Defunct Lynx Air promoting off life-jackets, oxygen masks in bid to recoup losses

Lynx Air hopes to dump every thing from life-jackets to oxygen masks because it tries to recoup a portion of the losses it incurred earlier than submitting for creditor safety earlier this 12 months.

In court docket filings final week, the defunct low cost provider mentioned it has labored out offers with a pair of aviation corporations overseas to promote aircraft components and gear starting from seats to tires and transponders.

The airline did not personal its fleet of 9 plane. The half-dozen leasing corporations behind them cancelled their offers and took again the planes, in keeping with an affidavit from interim chief monetary officer Michael Woodward.
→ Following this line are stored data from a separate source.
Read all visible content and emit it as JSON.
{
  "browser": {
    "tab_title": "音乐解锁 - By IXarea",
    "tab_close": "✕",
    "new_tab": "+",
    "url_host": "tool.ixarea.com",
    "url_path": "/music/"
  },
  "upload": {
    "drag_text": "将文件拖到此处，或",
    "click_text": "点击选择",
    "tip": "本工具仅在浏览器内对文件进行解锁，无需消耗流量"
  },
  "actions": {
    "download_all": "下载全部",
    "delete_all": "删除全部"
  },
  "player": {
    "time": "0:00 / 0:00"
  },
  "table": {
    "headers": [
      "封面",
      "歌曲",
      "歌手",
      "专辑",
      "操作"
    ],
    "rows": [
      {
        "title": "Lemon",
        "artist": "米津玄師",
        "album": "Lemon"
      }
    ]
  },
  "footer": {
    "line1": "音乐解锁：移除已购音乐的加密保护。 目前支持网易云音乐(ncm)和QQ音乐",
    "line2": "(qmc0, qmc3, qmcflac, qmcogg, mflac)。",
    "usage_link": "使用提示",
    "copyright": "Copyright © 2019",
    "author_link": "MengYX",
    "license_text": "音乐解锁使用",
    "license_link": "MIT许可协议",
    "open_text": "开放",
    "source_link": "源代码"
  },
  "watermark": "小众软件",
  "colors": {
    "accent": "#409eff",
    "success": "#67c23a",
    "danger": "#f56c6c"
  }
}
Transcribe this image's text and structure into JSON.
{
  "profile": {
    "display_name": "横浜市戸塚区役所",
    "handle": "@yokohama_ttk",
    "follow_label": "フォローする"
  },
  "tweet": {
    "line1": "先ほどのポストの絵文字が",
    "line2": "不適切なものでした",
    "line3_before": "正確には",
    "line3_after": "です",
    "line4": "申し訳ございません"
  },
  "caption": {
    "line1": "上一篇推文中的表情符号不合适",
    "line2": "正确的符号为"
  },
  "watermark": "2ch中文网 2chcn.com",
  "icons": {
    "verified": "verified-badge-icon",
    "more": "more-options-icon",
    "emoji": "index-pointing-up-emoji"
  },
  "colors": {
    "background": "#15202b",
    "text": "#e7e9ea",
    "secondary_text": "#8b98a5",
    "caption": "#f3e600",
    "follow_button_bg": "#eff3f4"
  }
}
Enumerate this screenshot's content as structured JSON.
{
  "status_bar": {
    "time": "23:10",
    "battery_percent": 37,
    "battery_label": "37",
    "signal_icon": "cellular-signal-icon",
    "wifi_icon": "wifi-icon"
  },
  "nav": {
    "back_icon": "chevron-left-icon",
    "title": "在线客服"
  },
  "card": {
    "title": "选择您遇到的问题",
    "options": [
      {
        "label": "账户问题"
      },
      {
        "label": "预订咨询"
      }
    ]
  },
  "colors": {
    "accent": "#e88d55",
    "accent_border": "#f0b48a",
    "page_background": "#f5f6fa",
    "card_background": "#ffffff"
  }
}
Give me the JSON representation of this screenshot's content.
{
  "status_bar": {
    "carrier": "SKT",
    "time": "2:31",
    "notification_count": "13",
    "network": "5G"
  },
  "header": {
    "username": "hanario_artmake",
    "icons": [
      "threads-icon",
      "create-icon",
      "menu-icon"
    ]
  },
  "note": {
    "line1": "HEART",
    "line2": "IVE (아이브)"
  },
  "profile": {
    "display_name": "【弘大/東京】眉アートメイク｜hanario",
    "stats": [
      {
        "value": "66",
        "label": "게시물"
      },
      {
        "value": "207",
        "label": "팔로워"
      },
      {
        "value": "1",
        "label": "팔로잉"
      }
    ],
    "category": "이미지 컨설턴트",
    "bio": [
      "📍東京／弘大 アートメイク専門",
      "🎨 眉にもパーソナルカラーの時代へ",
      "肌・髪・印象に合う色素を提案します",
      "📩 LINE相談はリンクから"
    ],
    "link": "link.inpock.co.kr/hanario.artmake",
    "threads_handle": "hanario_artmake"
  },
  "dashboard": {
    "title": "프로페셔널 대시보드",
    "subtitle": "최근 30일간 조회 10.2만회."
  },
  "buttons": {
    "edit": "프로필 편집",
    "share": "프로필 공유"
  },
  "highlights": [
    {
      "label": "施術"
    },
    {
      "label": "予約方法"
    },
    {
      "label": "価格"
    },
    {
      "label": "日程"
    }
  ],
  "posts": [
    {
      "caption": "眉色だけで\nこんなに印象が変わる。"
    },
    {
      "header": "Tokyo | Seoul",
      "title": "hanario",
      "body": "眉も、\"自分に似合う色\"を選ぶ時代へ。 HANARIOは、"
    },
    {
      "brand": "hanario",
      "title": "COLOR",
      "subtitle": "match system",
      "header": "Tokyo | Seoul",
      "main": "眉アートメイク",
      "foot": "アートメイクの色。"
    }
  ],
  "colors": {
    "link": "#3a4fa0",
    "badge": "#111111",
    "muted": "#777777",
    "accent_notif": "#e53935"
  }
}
The filings ask Alberta’s Courtroom of King’s Bench to approve agreements that will see New Hampshire’s Aero 3 restore firm purchase greater than 50 wheels and brakes and the Cayman Islands-based BOC Aviation leasing firm snap up 79 different objects, from meals carts to a single rubbish can.

Lynx, which owed $186 million when it sought creditor safety in late February, says a 3rd firm “unexpectedly terminated negotiations” concerning 4 turbofan jet engines.

The shutdown of the Calgary-based provider three months in the past got here as finances airways face ongoing monetary pressures — in the event that they’ve survived in any respect — amid business consolidation and fallout from the journey sector implosion through the COVID-19 pandemic.

In October, WestJet closed its low cost Swoop subsidiary. It additionally plans to wind down Sunwing Airways and combine the low-cost provider into its mainline enterprise by April 2025 after shopping for the Toronto-based firm final Could.

Extremely-low-cost Aptitude Airways has additionally confronted monetary turbulence over the previous 18 months. As of November, it owed the federal authorities $67.2 million in unpaid taxes associated to import duties on the 20 Boeing jets that make up its fleet.

As of Feb. 22, Lynx owed $124.3 million to Indigo Companions, the U.S. non-public fairness agency run by Invoice Franke that owns one-quarter of the provider.

Lynx additionally owed $47.8 million to numerous commerce collectors and $25.6 million in unpaid taxes to the federal authorities, in keeping with court docket paperwork. It owed an additional $4.1 million to the Toronto and Montreal airports and $4.5 million to Delta Air Strains for plane upkeep and warehousing.